Tenho visto muito material jornalístico discutindo sobre o que significará ter intimidade com alguém, e manter a nossa sanidade em um momento em que estamos sendo instruídos a manter distância uns dos outros. As pessoas têm escrito sobre festas sexuais digitais, como ter intimidade em tempos de distância, e como se masturbar quando você não tem o privilégio de uma porta fechada. Cada um de nós, especialmente as pessoas trans, pessoas não brancas e aqueles, como eu, na interseção, têm uma relação intensa e pessoal com a epidemia de AIDS. Cada um dos nossos traumas ligados a isso é singular, como nossas impressões digitais.

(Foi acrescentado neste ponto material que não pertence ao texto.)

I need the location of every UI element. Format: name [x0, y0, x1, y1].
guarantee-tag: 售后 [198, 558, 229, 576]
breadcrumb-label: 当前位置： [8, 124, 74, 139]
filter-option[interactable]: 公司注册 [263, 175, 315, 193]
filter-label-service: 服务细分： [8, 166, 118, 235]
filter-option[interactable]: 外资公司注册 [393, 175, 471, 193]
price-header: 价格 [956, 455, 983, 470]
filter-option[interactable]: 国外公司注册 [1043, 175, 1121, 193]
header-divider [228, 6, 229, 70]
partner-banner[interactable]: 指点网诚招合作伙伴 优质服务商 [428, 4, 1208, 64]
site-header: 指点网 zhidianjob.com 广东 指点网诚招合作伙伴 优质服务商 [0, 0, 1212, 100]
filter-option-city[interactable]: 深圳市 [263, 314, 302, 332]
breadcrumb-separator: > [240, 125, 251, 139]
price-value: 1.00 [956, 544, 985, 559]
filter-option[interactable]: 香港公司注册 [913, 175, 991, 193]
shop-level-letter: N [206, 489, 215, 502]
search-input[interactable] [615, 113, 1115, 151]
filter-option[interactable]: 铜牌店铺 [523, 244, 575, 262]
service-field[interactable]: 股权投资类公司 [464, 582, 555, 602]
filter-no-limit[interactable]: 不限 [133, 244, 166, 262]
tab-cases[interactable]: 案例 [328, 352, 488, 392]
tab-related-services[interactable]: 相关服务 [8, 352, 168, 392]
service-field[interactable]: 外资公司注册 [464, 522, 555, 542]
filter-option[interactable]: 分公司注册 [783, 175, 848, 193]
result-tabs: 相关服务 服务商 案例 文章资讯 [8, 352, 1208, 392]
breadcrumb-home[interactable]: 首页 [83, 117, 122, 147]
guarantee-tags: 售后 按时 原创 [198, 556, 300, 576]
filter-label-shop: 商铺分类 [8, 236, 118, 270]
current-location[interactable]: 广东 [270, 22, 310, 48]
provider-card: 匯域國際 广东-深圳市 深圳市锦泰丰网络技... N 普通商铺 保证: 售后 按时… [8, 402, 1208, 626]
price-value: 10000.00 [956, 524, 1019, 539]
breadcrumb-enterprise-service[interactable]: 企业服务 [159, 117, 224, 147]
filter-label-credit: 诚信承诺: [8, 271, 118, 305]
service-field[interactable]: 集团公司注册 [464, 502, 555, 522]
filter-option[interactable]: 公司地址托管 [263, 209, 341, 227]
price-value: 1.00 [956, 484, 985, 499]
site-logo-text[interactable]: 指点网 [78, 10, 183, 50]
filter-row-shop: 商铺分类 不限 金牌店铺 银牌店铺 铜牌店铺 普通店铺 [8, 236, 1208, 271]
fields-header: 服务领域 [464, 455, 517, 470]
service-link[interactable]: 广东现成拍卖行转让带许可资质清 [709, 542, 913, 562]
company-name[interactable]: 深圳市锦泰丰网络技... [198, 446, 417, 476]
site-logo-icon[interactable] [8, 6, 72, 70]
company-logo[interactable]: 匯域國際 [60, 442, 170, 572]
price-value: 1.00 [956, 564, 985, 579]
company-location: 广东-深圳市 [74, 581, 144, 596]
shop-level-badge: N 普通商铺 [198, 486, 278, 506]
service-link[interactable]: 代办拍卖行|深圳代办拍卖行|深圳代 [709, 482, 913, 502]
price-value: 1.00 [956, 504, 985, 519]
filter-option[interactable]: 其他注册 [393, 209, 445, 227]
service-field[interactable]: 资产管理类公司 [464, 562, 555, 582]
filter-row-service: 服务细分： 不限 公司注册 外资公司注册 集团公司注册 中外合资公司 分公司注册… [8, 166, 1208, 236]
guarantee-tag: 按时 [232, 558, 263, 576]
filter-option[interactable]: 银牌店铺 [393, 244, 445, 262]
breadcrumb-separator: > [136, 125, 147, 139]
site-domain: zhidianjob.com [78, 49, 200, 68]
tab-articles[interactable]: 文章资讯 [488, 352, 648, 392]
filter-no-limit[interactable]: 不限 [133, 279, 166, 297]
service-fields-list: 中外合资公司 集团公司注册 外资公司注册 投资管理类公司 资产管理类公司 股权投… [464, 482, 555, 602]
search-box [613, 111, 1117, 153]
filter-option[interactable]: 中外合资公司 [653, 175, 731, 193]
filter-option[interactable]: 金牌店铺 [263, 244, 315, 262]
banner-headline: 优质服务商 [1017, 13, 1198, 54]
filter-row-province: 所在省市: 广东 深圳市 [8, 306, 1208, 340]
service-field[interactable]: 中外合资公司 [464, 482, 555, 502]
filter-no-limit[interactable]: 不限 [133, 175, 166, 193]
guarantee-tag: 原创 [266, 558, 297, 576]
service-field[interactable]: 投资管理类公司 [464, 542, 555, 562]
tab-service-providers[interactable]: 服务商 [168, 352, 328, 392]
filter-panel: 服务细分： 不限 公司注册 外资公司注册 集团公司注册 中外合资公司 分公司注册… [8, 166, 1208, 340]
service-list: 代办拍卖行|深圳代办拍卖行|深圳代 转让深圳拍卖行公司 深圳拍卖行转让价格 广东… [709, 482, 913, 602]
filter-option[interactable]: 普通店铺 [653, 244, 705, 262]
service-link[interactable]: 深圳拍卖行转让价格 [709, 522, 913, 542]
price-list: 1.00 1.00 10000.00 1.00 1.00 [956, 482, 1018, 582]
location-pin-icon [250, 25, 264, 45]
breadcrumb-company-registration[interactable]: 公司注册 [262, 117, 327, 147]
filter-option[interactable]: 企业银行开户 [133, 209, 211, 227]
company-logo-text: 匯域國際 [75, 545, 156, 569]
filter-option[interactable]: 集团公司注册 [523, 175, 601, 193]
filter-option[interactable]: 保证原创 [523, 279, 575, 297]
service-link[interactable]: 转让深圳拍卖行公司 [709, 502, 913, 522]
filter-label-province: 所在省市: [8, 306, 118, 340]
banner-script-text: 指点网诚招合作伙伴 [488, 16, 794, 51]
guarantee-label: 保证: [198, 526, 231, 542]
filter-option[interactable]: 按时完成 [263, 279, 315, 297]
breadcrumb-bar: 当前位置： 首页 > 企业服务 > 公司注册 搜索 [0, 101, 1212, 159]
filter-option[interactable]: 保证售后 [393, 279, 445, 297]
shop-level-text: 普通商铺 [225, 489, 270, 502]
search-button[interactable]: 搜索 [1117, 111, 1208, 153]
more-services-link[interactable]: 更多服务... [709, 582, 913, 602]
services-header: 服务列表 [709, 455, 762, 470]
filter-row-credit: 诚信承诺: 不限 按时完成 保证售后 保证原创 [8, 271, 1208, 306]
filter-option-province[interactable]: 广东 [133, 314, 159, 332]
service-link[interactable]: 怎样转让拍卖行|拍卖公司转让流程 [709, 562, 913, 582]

No Brasil, para além das questões de estigma e discriminação que afeta diretamente a população gay, trans e pessoas que vivem com HIV/Aids, também estamos enfrentando o desmonte do Sistema Único de Saúde (SUS), isso como uma forma sofisticada de executar a política de morte das populações negra, pobre e LGBTI+, através da total desassistência à saúde. Juntemos a isso os adoecimentos provocados pela falta de saneamento básico e os bolsões de pobreza cada vez mais frequentes devido ao aumento da desigualdade social. Estamos todos reaprendendo como se manter vivos e não permitir que a arara perca seu brilho neon, aqui quero trazer minha amiga e colega de luta, Dediane Souza, travesti, negra e nordestina: Hoje em dia e para algumas pessoas os espaços de socialibilidade LGBT foram vistos apenas como “guetos” de exclusão, mas, embora sejam resultado direto da LGBTfobia, são também espaços de acolhimento, de construção de relações de afinidade, solidariedade e organização de redes. Não se trata, aqui, de um coro à ideia homogeneizante de comunidade, mas de entendermos que as mudanças políticas necessárias, naquele tempo (final dos anos 80 e início dos anos 90) e hoje (final da primeira década do séc. 21), para este tempo demandarão olharmos de um modo diferente para o principal propulsor das lutas pelo fim do preconceito e da discriminação, a saber, as pessoas e suas aspirações por felicidade.





Adriano Caetano: filósofo de formação, mestre em sociologia e doutor em saúde coletiva, quase uma puta teórica! Ativista LGBTQI+ e da luta contra Aids, noia das lives, leitor voraz da literatura contemporânea, mais especificamente, escrita por mulheres porque os homens que lutem(!)